[Mb-civic] CNN's Bennett rants on Pulitzer Winners

Harold Sifton harry.sifton at sympatico.ca
Tue Apr 18 17:16:52 PDT 2006


I find Bennett's comments disappointing.

HS


Bennett: Pulitzer Winners Risen, Lichtblau, Priest 'Worthy of Jail' 

By E&P Staff 

Published: April 18, 2006 3:15 PM ET 

NEW YORK On his national radio program today, William Bennett, the former Reagan and George H.W. Bush administration official and now a CNN commentator, said that three reporters who won Pulitzer Prizes yesterday were not "worthy of an award" but rather "worthy of jail."

He identified them as Dana Priest of The Washington Post, who wrote about the CIA's "secret prisons" in Europe, and James Risen and Eric Lichtblau of The New York Times, who exposed the National Security Agency's domestic (a.k.a. terrorist) spy program. 

Scott Johnson of the popular Powerline blog also weighed in today, under the heading "The Pulitzer Prize for Treason," declaring "Today's Pulitzer Prize award to the Times brings a new shame to the Pulitzer Prize committee."

According to an E&P transcript of the audio of his radio program, Bill Bennett said that the reporters "took classified information, secret information, published it in their newspapers, against the wishes of the president, against the request of the president and others, that they not release it. They not only released it, they publicized it -- they put it on the front page, and it damaged us, it hurt us.

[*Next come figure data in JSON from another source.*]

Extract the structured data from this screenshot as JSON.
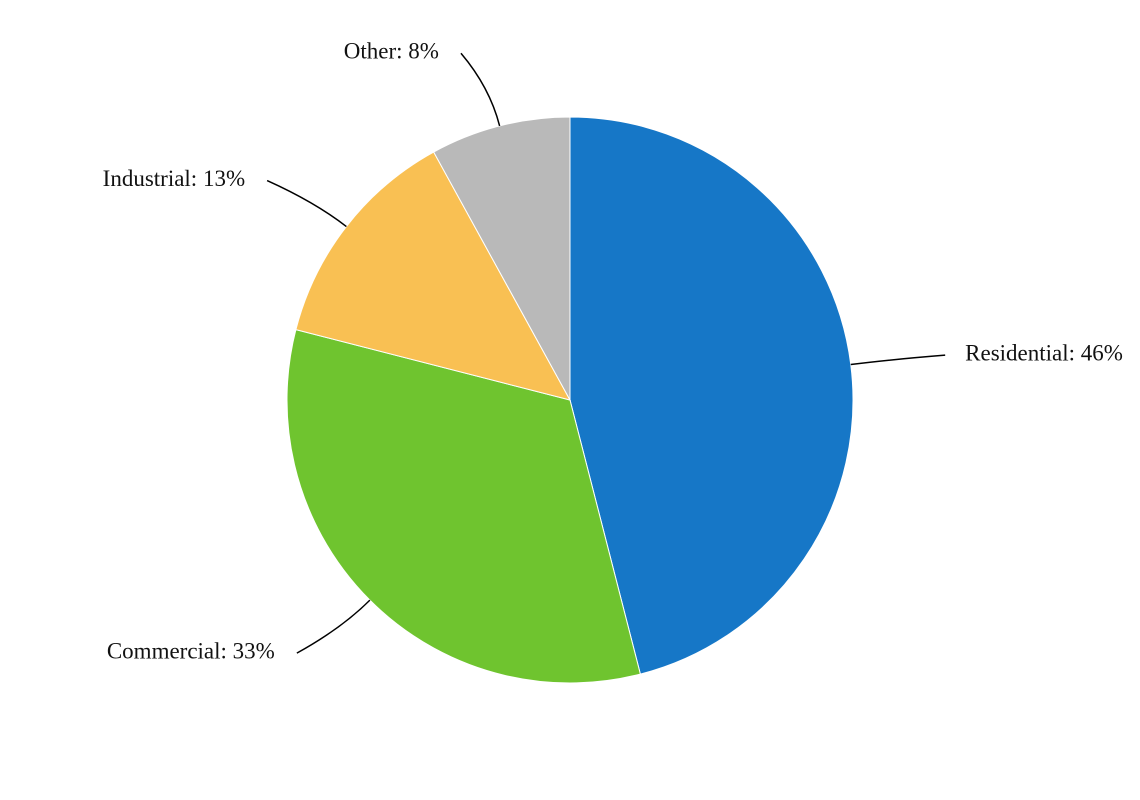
{
  "chart_data": {
    "type": "pie",
    "values": [
      46,
      33,
      13,
      8
    ],
    "value_labels": [
      "Residential: 46%",
      "Commercial: 33%",
      "Industrial: 13%",
      "Other: 8%"
    ],
    "colors": [
      "#1677c7",
      "#6fc42f",
      "#f9c053",
      "#b9b9b9"
    ]
  }
}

"How do we know it damaged us? Well, it revealed the existence of the surveillance program, so people are going to stop making calls. Since they are now aware of this, they're going to adjust their behavior . . . .on the secret sites, the CIA sites, we embarrassed our allies....So it hurt us there.

"As a result are they punished, are they in shame, are they embarrassed, are they arrested? No, they win Pulitzer prizes - they win Pulitzer prizes. I don't think what they did was worthy of an award - I think what they did is worthy of jail, and I think this investigation needs to go forward. "

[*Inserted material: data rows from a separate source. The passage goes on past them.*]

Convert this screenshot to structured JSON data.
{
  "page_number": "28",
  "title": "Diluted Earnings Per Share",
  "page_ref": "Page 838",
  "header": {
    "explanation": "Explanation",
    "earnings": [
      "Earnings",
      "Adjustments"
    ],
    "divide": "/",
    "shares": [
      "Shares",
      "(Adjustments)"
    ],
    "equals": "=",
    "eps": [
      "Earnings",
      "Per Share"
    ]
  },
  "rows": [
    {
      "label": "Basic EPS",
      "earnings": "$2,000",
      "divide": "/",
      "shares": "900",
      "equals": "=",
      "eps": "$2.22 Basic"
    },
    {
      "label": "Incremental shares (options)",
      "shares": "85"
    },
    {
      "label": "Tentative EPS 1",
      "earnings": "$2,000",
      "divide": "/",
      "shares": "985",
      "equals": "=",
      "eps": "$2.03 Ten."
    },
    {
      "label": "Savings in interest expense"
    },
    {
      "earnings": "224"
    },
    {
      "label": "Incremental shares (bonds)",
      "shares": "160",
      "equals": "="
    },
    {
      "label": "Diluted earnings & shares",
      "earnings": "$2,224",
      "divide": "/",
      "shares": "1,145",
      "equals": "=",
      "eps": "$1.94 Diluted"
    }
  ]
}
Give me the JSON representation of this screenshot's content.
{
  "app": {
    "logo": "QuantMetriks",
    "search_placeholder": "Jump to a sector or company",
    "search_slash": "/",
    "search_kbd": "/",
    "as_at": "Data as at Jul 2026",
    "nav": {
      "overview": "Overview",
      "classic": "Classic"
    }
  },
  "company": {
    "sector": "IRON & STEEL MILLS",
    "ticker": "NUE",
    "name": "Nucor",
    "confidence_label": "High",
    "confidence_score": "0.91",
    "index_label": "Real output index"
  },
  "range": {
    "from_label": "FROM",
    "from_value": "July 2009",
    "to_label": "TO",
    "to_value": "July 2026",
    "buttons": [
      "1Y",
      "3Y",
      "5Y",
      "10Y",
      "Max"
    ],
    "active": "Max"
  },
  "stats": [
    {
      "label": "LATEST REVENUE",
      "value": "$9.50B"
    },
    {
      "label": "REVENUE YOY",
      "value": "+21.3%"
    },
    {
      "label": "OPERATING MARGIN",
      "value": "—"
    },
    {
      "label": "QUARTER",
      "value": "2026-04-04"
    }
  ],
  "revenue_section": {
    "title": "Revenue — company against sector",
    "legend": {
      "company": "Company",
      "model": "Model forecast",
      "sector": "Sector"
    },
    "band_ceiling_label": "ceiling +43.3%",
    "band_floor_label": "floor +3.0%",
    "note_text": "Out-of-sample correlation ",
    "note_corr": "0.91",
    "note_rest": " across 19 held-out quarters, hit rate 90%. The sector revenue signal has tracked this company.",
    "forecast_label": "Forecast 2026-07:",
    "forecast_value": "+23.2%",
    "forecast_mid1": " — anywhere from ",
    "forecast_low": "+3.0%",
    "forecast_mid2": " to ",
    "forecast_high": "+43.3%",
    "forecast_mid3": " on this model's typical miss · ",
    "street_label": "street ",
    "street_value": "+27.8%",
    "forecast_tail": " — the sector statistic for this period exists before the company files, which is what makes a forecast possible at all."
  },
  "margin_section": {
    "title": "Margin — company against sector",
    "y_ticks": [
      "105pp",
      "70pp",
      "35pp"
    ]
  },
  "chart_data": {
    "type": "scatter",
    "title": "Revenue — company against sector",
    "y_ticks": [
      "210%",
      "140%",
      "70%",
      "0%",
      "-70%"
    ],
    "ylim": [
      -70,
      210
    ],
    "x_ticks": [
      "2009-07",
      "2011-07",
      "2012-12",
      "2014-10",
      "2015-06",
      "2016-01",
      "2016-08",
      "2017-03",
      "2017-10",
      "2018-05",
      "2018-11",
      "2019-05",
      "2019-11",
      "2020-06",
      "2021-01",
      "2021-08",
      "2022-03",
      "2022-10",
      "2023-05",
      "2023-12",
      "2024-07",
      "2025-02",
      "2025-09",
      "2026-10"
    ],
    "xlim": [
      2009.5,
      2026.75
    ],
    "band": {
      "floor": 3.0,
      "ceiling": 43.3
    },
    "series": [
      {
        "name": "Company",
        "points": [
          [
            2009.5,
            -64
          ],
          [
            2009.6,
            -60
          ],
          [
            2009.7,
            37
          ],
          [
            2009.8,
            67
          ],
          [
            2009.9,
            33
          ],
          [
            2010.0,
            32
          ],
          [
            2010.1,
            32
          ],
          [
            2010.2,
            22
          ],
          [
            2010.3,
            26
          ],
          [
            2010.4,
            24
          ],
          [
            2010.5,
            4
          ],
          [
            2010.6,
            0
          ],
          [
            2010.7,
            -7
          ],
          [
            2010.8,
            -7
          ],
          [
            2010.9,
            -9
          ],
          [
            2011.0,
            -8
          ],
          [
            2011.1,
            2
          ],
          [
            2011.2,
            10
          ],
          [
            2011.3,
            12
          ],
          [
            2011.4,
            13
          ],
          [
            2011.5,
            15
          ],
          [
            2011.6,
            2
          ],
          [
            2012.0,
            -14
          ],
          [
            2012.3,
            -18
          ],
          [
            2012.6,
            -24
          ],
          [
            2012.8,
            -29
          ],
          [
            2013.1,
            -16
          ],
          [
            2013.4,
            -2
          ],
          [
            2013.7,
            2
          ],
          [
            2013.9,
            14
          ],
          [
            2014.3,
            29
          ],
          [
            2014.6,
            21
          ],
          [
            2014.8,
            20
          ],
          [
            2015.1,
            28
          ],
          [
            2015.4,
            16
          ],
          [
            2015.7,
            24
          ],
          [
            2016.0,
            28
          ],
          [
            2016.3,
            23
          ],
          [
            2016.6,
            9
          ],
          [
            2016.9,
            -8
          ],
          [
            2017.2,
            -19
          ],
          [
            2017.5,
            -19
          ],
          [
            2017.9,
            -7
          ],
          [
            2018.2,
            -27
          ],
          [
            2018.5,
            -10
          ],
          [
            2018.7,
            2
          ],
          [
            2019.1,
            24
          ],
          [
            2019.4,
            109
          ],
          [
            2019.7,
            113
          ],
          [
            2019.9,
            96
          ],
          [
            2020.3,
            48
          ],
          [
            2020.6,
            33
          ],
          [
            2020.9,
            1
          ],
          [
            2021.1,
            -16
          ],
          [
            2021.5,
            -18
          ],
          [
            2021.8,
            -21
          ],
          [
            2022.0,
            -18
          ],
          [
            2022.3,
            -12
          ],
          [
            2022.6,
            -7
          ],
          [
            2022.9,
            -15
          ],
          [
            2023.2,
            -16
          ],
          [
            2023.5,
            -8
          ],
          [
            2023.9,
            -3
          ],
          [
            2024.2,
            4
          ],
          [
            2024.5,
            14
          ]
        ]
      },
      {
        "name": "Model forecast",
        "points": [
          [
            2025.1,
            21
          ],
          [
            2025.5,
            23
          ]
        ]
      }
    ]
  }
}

He urged his listeners to write the top editors of the two papers and said their addresses were posted on his Web site.

Bennett said he was not opposed to Pulitzer prizes "to liberals" or even those at The New York Times. He hailed the Pulitzer for the Times' Nicholas Kristof. "But these people who reveal our secrets, who hurt our war effort, who hurt the effortsof our CIA, who hurt efforts of the president's people--they shouldn't be given prizes and awards for this, they should be looked into--the Espionage Act, the investigation of these leaks," he advised. 

"I'm telling you, I'm hot. I want you to write Bill Keller, I want you to write Len Downie. You can read Howard Kurtz at The Washington Post and decide if you want to write him." 

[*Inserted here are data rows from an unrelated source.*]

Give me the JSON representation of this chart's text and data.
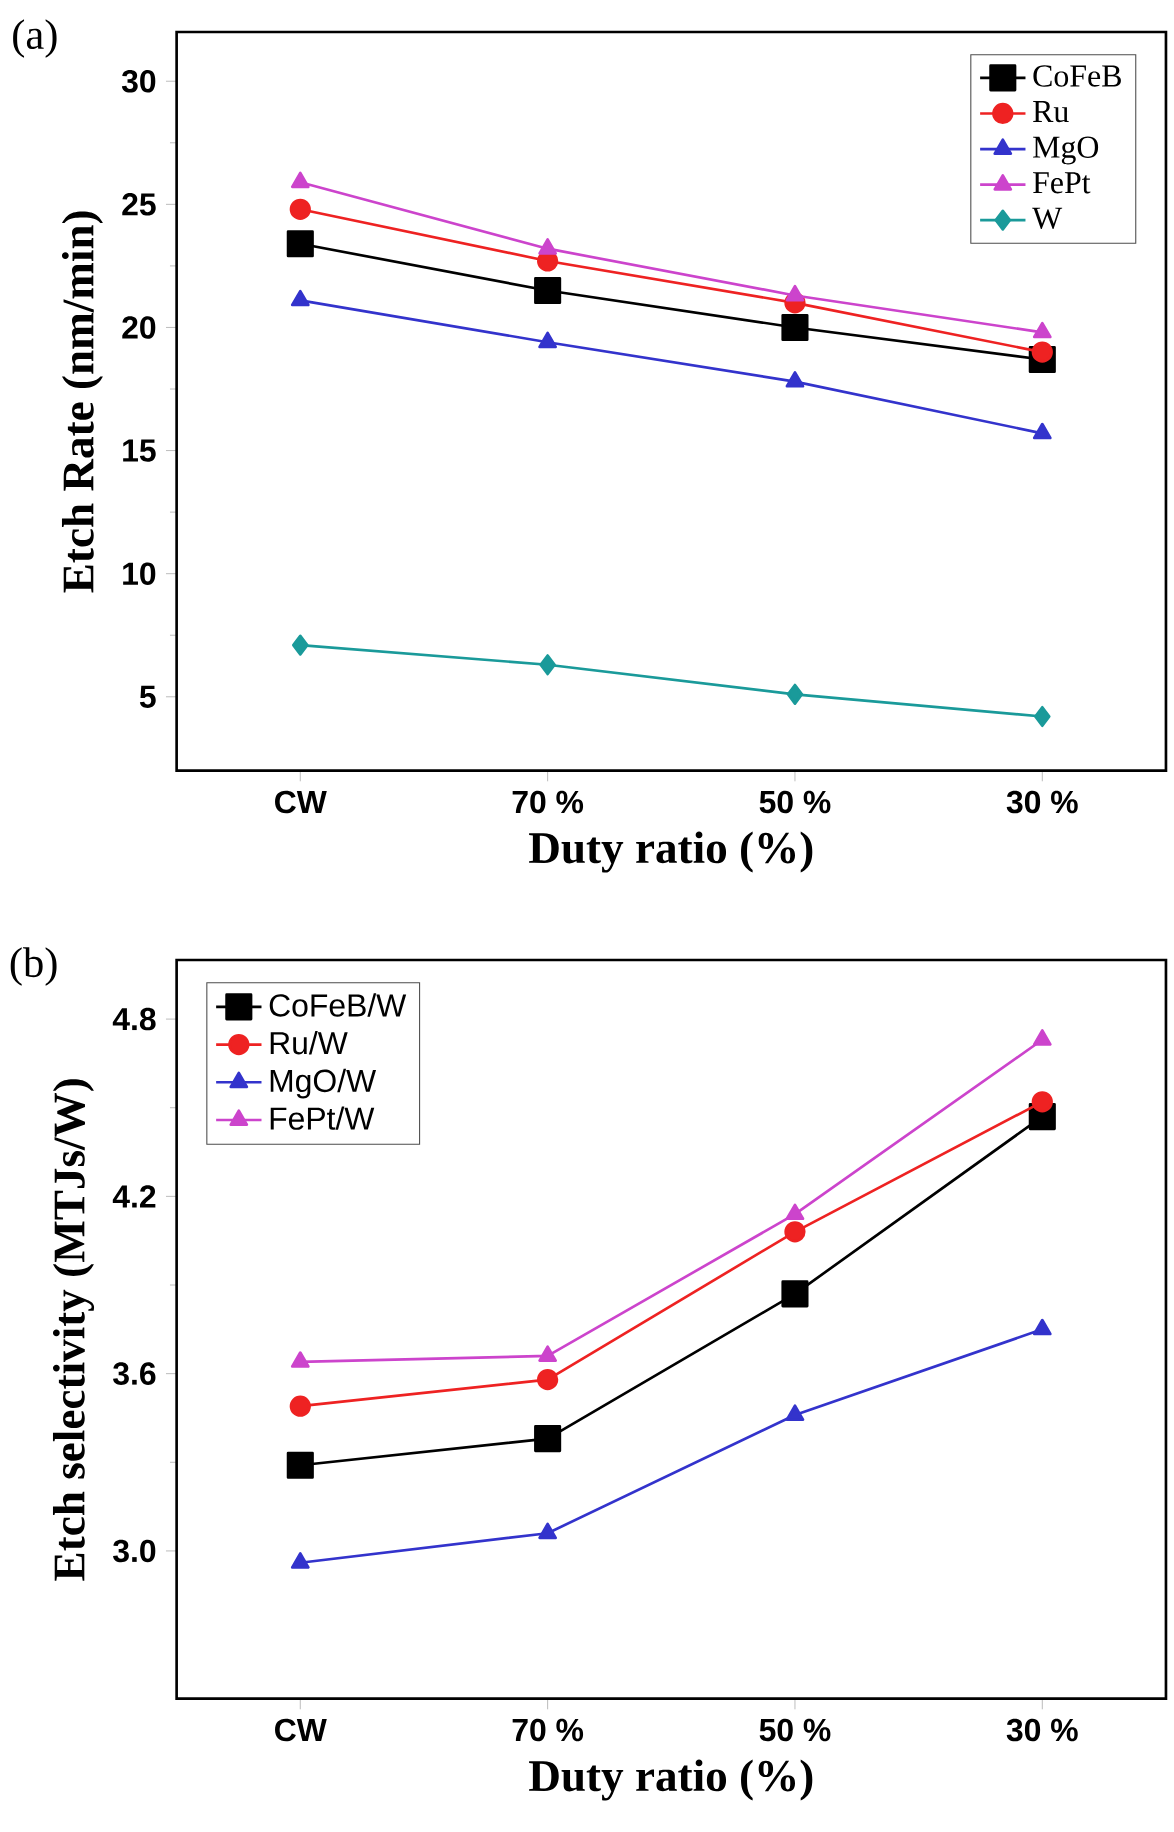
{
  "chart_data": [
    {
      "type": "line",
      "annotations": [
        "(a)"
      ],
      "xlabel": "Duty ratio (%)",
      "ylabel": "Etch Rate (nm/min)",
      "categories": [
        "CW",
        "70 %",
        "50 %",
        "30 %"
      ],
      "ylim": [
        2,
        32
      ],
      "yticks": [
        5,
        10,
        15,
        20,
        25,
        30
      ],
      "legend": "top right",
      "line_style": "solid",
      "series": [
        {
          "name": "CoFeB",
          "color": "#000000",
          "marker": "square",
          "values": [
            23.4,
            21.5,
            20.0,
            18.7
          ]
        },
        {
          "name": "Ru",
          "color": "#ee2222",
          "marker": "circle",
          "values": [
            24.8,
            22.7,
            21.0,
            19.0
          ]
        },
        {
          "name": "MgO",
          "color": "#3333cc",
          "marker": "triangle",
          "values": [
            21.1,
            19.4,
            17.8,
            15.7
          ]
        },
        {
          "name": "FePt",
          "color": "#cc44cc",
          "marker": "triangle",
          "values": [
            25.9,
            23.2,
            21.3,
            19.8
          ]
        },
        {
          "name": "W",
          "color": "#1a9a9a",
          "marker": "diamond",
          "values": [
            7.1,
            6.3,
            5.1,
            4.2
          ]
        }
      ]
    },
    {
      "type": "line",
      "annotations": [
        "(b)"
      ],
      "xlabel": "Duty ratio (%)",
      "ylabel": "Etch selectivity (MTJs/W)",
      "categories": [
        "CW",
        "70 %",
        "50 %",
        "30 %"
      ],
      "ylim": [
        2.5,
        5.0
      ],
      "yticks": [
        {
          "value": 3.0,
          "label": "3.0"
        },
        {
          "value": 3.6,
          "label": "3.6"
        },
        {
          "value": 4.2,
          "label": "4.2"
        },
        {
          "value": 4.8,
          "label": "4.8"
        }
      ],
      "legend": "top left",
      "line_style": "solid",
      "series": [
        {
          "name": "CoFeB/W",
          "color": "#000000",
          "marker": "square",
          "values": [
            3.29,
            3.38,
            3.87,
            4.47
          ]
        },
        {
          "name": "Ru/W",
          "color": "#ee2222",
          "marker": "circle",
          "values": [
            3.49,
            3.58,
            4.08,
            4.52
          ]
        },
        {
          "name": "MgO/W",
          "color": "#3333cc",
          "marker": "triangle",
          "values": [
            2.96,
            3.06,
            3.46,
            3.75
          ]
        },
        {
          "name": "FePt/W",
          "color": "#cc44cc",
          "marker": "triangle",
          "values": [
            3.64,
            3.66,
            4.14,
            4.73
          ]
        }
      ]
    }
  ]
}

Kurtz wrote today: "Strikingly, the Pulitzer board honored two reports -- on the secret prisons and domestic surveillance -- that President Bush personally urged the editors not to publish."

Meanwhile, Stephen Spruiell, who writes the Media Blog at National Review Online, commented that "the major journalism awards this year went to reporting based on anonymous sources who sought to damage the Bush administration or to commentary that shared the same goal. Sadly, the Pulitzers were no exception."